AcademyProbability

Academy

Discrete Random Variables

Level 1 - Math II (Physics) topic page in Probability.

Principle

A random variable is a numerical function on outcomes. It turns each outcome in the sample space into a number, so probability questions can be asked about values such as a count, a sum, or a detector reading.

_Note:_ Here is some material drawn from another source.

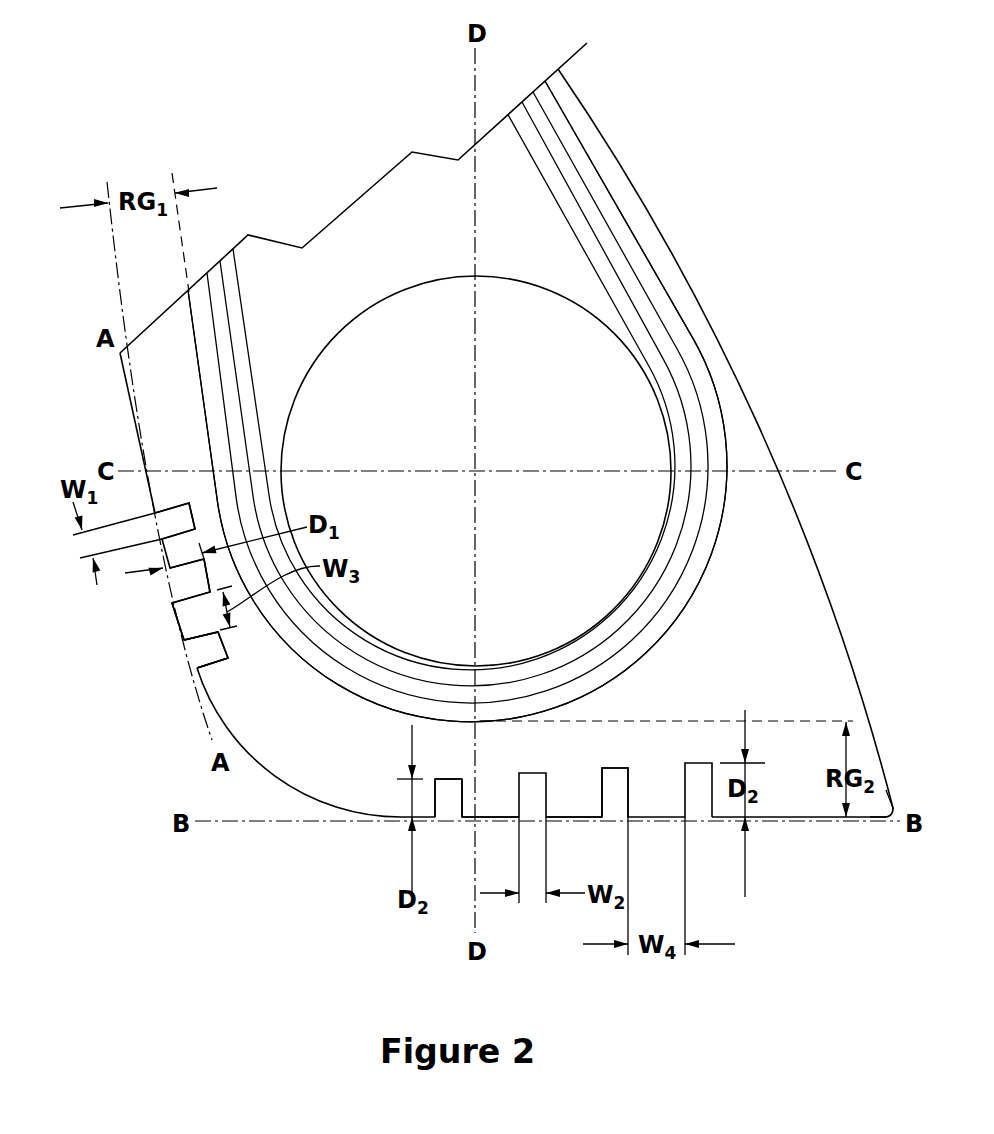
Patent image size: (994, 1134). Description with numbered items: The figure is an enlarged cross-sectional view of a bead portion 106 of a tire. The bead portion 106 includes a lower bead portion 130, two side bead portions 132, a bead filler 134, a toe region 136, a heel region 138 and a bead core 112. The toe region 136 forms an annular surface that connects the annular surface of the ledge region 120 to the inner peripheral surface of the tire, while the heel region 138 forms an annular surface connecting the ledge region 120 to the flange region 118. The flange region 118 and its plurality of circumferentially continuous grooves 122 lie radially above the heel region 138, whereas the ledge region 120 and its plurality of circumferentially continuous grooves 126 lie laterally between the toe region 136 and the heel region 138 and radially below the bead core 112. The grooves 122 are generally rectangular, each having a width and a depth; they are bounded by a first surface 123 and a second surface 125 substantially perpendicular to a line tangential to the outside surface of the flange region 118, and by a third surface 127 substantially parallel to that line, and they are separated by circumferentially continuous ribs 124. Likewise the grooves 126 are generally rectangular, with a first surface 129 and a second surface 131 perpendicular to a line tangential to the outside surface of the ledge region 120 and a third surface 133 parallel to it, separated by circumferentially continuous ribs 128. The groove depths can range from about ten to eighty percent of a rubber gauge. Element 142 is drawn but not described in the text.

For a discrete random variable, the possible values form a finite or countable support, and probabilities are assigned value by value.

Notation

\(S\)
sample space of possible outcomes
\(s\)
one outcome in S
\(X:S\to\mathbb{R}\)
random variable that assigns a number X(s) to each outcome s
\(x\)
a possible numerical value of X
\(\{X=x\}\)
event consisting of all outcomes s with X(s)=x
\(D_X\)
discrete support: the possible values of X
\(p_X(x)=P(X=x)\)
probability mass function, or PMF
\(p_{X,Y}(x,y)=P(X=x,Y=y)\)
joint distribution of X and Y
\(p_X(x)=\sum_y p_{X,Y}(x,y)\)
marginal distribution of X from a joint table

Method

Step 1: Define the outcome rule

Start with outcomes \(s\in S\), then write the numerical rule \(X(s)\). The event \(X=x\) is not one outcome; it is the set of outcomes that produce the value \(x\).

Value event
\[\{X=x\}=\{s\in S:X(s)=x\}\]
PMF value
\[p_X(x)=P(X=x)\]
Total probability
\[\sum_{x\in D_X}p_X(x)=1\]

Step 2: Build or read a probability table

A probability table lists each supported value and its probability. For two discrete random variables, a joint table lists probabilities for ordered pairs \((x,y)\).

Joint table entries
\[p_{X,Y}(x,y)=P(X=x,Y=y)\]
Marginal over Y
\[p_X(x)=\sum_{y\in D_Y}p_{X,Y}(x,y)\]
Marginal over X
\[p_Y(y)=\sum_{x\in D_X}p_{X,Y}(x,y)\]

Step 3: Add probabilities for requested values

For an interval, sum the PMF over the supported values inside the interval.

Interval event
\[\{a\le X\le b\}=\bigcup_{x\in D_X,\ a\le x\le b}\{X=x\}\]
Disjoint value events
\[P(a\le X\le b)=\sum_{x\in D_X,\ a\le x\le b}p_X(x)\]

Rules

PMF
\[p_X(x)=P(X=x)\]
Discrete total
\[\sum_{x\in D_X}p_X(x)=1\]
Interval probability
\[P(a\le X\le b)=\sum_{x\in D_X,\ a\le x\le b}p_X(x)\]
Marginal distribution
\[p_X(x)=\sum_{y\in D_Y}p_{X,Y}(x,y)\]
Discrete independence
\[p_{X,Y}(x,y)=p_X(x)p_Y(y)\]

Examples

Question
Two fair coins are tossed. Let \(X\) be the number of heads. Find the PMF.
Answer
The outcomes are
\[HH,HT,TH,TT\]
The values are
\[X=2,1,1,0\]
so
\[p_X(0)=\frac{1}{4},\quad p_X(1)=\frac{1}{2},\quad p_X(2)=\frac{1}{4}.\]

Checks

  • \(X=x\) is an event: it collects all outcomes that give the value \(x\).
  • \(X\) is not the outcome itself; it is a function from outcomes to numbers.
  • Every probability in a table must be non-negative.
  • The probabilities in a complete table must sum to \(1\).
  • Independence of discrete random variables must hold for every supported pair \((x,y)\), not just one pair.